The script detects this and warns you before scanning.

C#/.NET: packages.config has no license data

packages.config only stores package IDs and versions; license info is not embedded. The script automatically queries the NuGet v3 API to fill this in. Very old packages (pre-2017) or packages with GitHub raw licenseUrl may still be UNKNOWN — check the printed nuget.org link manually.

lark-cli: enterprise app approval required

--as user auth requires an internal enterprise Feishu app. Personal Feishu accounts cannot grant bitable and docx scopes without admin approval. Auth will fail with authorization failed: The app is pending approval until the admin approves.

lark-cli response envelope

All responses are {"ok": true, "data": {...}}. Key paths:

  • docs +createdata.doc_url
  • base +base-createdata.base.base_token, data.base.url
  • base +table-createdata.table.id (not table_id)
  • base +table-listdata.tables[].id

Batch writes need a delay

+record-batch-create batches must be serial with 0.6 s between calls. Parallel writes cause conflict error 1254291.

publish_feishu_doc failure returns raw markdown (historical, fixed)

On lark-cli failure the original code did return md — the entire markdown content string. main() then either wrote it to a file or printed hundreds of lines to the terminal.
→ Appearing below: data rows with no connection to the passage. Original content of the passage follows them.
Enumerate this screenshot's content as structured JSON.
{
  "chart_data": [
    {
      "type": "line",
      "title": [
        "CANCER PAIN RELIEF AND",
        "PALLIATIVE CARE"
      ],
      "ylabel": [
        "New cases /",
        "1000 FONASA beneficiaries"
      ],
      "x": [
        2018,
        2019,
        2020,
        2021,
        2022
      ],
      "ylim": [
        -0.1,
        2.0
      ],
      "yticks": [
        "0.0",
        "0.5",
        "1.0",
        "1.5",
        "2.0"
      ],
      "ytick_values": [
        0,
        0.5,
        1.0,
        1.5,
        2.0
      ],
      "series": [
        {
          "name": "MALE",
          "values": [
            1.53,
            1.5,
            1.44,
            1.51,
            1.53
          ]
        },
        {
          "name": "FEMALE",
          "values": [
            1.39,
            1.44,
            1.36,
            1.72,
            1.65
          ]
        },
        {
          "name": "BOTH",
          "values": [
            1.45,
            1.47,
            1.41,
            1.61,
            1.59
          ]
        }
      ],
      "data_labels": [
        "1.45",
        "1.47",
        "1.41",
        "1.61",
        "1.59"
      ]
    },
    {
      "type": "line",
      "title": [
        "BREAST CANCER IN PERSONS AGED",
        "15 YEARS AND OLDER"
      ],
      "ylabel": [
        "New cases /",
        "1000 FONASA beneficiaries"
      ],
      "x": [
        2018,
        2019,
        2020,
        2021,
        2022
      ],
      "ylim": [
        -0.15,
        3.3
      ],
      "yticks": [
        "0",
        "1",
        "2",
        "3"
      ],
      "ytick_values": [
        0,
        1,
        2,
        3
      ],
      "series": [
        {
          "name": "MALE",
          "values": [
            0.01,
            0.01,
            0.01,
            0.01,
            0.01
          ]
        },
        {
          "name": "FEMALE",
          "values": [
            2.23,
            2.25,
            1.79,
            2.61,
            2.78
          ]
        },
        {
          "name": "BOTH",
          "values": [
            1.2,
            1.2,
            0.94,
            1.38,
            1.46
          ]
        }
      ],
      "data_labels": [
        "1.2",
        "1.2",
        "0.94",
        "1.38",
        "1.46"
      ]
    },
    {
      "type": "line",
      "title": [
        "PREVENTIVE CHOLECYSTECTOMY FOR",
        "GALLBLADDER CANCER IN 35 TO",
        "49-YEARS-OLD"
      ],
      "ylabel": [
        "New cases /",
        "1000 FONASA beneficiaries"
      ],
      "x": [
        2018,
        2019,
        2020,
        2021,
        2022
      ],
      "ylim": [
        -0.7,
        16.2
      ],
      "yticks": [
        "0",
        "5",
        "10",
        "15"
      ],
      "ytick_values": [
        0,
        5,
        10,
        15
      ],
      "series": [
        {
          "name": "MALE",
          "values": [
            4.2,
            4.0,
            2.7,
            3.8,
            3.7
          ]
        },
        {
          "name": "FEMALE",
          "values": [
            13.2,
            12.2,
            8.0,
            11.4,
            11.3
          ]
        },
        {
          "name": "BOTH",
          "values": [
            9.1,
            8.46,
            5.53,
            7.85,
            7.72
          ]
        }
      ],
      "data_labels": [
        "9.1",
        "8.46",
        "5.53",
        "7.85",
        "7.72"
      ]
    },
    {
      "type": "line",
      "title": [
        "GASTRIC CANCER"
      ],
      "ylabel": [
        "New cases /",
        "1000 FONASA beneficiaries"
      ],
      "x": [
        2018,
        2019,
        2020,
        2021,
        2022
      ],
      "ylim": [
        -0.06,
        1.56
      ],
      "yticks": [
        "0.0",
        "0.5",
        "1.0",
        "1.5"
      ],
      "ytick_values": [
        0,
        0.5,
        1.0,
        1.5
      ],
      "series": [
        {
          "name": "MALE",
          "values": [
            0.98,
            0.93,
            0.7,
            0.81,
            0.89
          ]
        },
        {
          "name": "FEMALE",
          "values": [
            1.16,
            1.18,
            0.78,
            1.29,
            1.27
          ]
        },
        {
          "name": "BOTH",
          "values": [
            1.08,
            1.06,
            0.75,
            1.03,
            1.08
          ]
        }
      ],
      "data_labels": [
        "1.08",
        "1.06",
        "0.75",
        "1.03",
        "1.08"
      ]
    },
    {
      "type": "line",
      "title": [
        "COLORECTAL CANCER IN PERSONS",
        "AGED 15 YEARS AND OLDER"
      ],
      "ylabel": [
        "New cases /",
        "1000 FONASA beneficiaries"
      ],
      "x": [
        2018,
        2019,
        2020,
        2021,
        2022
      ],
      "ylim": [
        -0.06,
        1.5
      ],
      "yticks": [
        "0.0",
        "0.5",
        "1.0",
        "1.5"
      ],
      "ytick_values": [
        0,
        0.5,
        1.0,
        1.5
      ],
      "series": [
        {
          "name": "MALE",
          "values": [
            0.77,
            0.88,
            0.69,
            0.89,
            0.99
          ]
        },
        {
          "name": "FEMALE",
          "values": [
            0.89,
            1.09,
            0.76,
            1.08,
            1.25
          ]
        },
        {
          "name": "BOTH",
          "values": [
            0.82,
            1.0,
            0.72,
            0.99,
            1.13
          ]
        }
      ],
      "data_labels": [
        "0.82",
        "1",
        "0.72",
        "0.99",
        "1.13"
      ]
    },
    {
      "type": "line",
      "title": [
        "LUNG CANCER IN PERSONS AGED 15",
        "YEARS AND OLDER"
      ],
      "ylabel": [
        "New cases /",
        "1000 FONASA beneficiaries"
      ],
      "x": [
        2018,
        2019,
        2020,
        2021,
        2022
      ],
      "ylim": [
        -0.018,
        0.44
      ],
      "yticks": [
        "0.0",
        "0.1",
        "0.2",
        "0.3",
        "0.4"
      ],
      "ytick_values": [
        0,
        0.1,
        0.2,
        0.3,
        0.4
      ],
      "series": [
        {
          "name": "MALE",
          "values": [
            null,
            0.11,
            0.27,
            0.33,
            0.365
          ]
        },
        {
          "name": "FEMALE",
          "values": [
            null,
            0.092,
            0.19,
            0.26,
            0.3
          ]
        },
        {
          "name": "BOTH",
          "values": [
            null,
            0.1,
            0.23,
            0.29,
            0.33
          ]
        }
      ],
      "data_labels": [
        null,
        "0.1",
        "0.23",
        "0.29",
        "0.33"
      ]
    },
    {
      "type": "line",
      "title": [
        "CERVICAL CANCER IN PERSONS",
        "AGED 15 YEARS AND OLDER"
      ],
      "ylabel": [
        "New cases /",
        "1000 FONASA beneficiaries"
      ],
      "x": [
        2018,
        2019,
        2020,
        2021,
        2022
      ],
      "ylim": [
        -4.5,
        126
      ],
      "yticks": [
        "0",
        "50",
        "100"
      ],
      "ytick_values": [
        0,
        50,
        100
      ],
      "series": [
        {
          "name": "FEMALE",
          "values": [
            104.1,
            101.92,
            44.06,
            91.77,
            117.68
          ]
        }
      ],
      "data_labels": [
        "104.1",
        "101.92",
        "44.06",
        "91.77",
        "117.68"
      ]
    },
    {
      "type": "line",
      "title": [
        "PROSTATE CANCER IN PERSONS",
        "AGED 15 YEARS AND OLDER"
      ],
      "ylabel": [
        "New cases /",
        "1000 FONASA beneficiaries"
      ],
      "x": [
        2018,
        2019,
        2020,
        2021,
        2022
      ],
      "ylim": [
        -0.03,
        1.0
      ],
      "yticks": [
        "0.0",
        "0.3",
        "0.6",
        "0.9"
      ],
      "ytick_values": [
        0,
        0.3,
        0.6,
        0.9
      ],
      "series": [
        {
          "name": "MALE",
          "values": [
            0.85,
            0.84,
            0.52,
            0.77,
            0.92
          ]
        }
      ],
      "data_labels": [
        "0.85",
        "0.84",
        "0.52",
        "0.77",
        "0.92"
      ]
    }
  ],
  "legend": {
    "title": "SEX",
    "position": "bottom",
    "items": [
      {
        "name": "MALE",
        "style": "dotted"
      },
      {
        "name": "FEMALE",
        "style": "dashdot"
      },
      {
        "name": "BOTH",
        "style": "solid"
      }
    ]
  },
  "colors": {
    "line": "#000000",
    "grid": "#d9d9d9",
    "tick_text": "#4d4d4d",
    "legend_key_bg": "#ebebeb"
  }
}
Fixed to return "" so a failed Feishu publish is silent after the error message.

ensure_trivy() was dead code (historical, fixed)

The function existed but run_trivy() hard-coded "trivy" as cmd[0]. Fixed: run_trivy() now calls ensure_trivy() and substitutes the resolved path, so trivy is auto-installed if missing.

HTML output lacked entity escaping (historical, fixed)

Package names and license strings in the HTML renderer were interpolated raw. Fixed: .replace("&","&amp;").replace("<","&lt;") applied to both fields before insertion.

Dead condition in enrich_nuget (historical, fixed)

The enrichment filter checked item["license"] == "(no license info — run with node_modules present)" — a placeholder string from an older version that was never produced by parse_results. The condition was dead. Simplified to not item["license"] or not item.get("all_licenses").

from datetime import datetime inside function body (historical, fixed)

Was placed inside main() for the timestamp logic. Moved to the top-level import block for consistency.

rstrip(".git") bug (historical, fixed)

str.rstrip(chars) strips individual characters, not a suffix. "digital_agent".rstrip(".git")"digital_agen" because t is in the char set. Fixed by using endswith(".git") + [:-4] slice.